Eh, I don't discount that some experiences are like that, but not all. If you grow up in a suburban town like any of 50 around me, it's an experience to encounter someone from... Turkey for example, or from Texas, or California, or Minnesota.
I often used music with my kids; when you're in high school, especially a public one, you know all those kids for years. It's like having 10 CDs, with 10 songs each, and you listen to them over and over. And you don't have other CDs, so maybe you listen to the songs you like MOST, but maybe don't LOVE. Then you go to college, and you have 1000 CDS with 10 songs each, and you can experience other genres, other artists, other songs, and you start to see that maybe you like other things.
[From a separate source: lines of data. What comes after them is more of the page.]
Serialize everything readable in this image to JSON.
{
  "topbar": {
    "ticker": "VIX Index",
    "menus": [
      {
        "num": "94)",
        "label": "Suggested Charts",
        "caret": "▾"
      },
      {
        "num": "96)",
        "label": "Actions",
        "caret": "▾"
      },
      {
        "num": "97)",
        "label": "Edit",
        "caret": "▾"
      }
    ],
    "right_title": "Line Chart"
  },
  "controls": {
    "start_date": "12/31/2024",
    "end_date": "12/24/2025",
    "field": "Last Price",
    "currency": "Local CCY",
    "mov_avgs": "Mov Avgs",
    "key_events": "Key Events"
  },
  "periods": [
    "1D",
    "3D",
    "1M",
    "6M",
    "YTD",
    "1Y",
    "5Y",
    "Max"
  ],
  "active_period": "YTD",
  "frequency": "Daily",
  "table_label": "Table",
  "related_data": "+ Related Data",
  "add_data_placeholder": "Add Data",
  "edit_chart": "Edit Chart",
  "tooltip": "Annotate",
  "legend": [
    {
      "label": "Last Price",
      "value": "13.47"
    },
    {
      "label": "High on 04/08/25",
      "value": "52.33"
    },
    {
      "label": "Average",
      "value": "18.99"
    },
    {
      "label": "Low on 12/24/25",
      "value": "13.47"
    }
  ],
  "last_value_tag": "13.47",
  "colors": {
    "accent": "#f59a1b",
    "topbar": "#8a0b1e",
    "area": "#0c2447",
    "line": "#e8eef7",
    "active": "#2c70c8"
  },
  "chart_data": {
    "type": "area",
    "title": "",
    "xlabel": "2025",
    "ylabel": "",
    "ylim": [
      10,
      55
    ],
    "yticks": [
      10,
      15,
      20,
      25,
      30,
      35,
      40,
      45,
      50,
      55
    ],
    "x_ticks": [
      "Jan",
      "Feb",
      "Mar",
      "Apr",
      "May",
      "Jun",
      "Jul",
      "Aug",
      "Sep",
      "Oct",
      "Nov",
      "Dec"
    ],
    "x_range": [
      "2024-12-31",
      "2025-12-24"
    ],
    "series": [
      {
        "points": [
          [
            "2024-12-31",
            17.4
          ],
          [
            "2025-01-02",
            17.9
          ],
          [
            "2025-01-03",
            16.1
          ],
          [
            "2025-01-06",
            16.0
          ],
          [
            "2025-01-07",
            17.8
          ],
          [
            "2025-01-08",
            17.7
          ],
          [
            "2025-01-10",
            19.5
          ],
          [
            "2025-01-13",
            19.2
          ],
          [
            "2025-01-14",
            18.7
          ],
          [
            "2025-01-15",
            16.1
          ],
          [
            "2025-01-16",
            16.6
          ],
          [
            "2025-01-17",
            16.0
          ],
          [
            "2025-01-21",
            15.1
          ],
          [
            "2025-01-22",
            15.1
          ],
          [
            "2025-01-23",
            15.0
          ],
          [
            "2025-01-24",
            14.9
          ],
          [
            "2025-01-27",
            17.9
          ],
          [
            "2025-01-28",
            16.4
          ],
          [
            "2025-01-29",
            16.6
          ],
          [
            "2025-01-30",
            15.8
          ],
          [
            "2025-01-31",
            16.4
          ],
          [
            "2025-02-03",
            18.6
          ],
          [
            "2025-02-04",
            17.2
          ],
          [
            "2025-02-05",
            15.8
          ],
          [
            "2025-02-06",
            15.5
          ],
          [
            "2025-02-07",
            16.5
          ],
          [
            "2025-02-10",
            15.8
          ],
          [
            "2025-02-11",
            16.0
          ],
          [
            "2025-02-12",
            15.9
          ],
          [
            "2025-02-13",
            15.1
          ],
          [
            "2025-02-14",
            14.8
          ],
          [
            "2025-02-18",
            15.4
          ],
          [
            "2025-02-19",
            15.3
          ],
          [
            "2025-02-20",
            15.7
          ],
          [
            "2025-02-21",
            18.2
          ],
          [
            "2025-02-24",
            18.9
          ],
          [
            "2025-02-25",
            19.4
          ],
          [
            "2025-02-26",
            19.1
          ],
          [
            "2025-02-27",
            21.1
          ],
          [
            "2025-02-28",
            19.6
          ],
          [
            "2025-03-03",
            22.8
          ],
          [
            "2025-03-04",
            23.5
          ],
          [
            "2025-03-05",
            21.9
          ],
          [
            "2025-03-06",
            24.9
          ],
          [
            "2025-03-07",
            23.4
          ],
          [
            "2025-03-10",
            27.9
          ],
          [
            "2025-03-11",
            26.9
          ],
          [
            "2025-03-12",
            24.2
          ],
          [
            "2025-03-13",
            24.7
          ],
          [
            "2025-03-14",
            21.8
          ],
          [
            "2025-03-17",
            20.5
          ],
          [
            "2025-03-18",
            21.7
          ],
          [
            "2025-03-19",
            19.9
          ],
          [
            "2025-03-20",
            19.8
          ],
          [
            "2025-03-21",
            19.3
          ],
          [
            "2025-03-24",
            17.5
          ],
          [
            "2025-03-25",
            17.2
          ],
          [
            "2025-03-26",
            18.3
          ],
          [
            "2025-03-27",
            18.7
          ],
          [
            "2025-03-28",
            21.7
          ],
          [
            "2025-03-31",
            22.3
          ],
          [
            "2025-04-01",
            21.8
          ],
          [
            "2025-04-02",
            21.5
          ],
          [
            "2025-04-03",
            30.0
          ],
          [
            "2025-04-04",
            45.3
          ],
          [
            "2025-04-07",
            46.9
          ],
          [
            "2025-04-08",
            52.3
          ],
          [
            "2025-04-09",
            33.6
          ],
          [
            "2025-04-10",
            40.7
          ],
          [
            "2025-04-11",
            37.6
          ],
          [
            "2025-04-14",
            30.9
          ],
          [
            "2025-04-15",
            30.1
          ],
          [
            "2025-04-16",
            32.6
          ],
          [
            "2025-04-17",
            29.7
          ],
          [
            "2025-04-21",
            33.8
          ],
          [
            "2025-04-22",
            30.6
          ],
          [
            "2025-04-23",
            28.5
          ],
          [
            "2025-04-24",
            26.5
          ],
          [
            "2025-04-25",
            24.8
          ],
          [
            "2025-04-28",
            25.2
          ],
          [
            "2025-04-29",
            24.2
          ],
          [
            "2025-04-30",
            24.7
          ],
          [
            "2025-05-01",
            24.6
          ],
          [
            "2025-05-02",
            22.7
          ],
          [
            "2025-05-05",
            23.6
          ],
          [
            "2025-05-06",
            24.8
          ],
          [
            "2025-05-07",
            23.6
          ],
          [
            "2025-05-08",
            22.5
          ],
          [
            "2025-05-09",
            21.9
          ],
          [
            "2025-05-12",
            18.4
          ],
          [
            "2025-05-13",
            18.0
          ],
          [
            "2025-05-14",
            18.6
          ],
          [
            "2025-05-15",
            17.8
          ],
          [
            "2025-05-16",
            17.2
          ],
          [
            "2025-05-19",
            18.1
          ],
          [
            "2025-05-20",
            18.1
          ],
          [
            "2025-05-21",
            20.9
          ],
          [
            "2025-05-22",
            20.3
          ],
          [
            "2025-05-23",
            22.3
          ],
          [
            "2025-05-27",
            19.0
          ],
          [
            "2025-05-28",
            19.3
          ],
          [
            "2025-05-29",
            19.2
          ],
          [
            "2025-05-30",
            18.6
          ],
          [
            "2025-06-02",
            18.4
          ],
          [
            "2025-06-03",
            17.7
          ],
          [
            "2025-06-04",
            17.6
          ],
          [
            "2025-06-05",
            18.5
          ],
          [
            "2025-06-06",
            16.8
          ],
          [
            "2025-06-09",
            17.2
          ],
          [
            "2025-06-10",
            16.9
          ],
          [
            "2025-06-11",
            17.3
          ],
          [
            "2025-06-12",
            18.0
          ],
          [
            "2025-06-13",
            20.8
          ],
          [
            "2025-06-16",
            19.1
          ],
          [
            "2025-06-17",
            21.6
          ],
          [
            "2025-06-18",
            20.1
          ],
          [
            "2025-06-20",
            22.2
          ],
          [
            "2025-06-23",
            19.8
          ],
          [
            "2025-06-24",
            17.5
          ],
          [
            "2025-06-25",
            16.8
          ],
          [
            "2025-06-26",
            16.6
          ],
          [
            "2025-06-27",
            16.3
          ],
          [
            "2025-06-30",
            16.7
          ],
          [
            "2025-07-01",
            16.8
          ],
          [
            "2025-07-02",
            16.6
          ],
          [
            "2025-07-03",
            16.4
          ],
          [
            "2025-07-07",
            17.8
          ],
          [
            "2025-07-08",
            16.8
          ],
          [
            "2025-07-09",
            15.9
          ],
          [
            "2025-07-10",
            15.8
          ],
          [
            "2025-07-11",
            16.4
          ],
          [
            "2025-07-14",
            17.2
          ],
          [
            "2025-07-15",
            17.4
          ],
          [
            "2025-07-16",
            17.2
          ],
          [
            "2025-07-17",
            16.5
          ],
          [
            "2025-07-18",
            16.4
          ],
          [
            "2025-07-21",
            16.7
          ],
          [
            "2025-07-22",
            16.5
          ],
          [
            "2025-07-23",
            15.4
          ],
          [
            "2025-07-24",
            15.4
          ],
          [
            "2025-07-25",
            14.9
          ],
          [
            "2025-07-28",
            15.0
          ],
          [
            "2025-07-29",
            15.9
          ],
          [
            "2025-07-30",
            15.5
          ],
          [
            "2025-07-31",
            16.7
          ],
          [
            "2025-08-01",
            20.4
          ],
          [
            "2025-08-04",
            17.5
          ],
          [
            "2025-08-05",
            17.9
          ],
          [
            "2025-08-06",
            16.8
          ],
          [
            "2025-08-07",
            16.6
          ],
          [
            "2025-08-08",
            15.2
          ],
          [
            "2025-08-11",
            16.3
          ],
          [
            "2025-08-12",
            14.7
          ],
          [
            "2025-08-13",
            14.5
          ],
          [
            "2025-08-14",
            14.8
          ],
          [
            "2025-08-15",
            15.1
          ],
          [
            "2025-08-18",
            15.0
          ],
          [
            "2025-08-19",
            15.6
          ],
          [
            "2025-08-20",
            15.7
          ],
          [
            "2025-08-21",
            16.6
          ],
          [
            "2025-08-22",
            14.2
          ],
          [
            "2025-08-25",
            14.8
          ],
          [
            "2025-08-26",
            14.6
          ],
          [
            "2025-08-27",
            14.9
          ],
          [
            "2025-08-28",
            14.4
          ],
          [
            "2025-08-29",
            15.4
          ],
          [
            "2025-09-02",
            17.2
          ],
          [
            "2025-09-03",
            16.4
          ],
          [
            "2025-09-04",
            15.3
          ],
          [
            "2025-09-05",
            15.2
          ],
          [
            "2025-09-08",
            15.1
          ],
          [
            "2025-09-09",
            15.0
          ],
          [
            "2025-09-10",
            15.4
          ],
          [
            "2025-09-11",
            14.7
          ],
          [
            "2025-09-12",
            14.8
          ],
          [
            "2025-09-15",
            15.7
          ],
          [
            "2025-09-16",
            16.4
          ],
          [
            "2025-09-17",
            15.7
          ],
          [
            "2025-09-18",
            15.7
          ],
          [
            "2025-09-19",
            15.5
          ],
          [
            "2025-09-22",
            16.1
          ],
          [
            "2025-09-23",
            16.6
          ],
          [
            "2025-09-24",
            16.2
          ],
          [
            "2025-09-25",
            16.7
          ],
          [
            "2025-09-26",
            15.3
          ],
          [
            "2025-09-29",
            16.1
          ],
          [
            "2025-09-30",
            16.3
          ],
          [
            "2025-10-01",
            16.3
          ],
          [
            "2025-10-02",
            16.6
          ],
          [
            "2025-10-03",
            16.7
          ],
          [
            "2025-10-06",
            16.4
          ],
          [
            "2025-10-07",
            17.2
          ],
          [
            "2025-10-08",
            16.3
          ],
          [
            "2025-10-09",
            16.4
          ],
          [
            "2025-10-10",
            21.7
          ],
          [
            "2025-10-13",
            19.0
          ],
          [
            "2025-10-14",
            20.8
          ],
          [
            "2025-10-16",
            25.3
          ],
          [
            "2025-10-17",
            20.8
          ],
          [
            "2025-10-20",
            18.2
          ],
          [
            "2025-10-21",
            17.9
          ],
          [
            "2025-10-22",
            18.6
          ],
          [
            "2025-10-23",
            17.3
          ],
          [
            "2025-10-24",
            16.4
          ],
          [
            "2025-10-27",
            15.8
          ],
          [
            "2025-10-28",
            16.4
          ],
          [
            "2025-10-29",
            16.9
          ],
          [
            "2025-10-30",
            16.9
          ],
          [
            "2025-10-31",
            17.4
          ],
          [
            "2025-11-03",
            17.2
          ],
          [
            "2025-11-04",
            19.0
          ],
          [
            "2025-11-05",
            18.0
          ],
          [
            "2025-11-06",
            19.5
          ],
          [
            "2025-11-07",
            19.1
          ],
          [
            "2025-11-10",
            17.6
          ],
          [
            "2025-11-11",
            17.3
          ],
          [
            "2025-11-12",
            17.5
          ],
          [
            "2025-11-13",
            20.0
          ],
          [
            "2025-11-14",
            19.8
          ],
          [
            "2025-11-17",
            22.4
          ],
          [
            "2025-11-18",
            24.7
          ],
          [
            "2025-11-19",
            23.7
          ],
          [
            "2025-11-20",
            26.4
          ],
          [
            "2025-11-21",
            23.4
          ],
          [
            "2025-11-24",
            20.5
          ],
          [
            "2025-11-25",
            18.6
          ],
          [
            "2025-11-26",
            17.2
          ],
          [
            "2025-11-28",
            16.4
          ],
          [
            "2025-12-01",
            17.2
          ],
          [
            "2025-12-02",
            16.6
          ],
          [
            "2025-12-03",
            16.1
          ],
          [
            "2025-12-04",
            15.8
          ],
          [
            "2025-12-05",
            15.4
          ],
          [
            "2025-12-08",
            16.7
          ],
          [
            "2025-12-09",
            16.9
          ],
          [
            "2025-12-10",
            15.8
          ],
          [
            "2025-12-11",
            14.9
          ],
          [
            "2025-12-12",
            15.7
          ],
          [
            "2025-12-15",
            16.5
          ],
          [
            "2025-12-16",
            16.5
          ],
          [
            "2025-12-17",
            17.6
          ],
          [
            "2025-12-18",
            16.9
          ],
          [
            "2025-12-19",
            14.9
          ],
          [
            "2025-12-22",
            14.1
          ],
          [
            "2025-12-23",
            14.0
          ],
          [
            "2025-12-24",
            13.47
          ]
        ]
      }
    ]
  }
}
And you start to listen to songs you really like as opposed to like more than the rest. (Then, of course, you graduate into the real world and it's Spotify/Apple Music, where any song of any genre by any artist is available to you.)
I also learned that people think differently - sometimes radically so - and people have different values - sometimes radically so. You learn to interact and navigate with people that don't have 15 years of history with you. Who take you at face value - or not. You get a great perspective in how you and your ideas are perceived. You learn that maybe you can drive that narrative a bit. Maybe someone else doesn't have that experience, and that's fine, I respect it, but we've all had 15 years, plus minus of primary school, we're all going to work 40, 50 years after, why not have that other experience? My best and closest friends are those I made in college. Ride or die friends.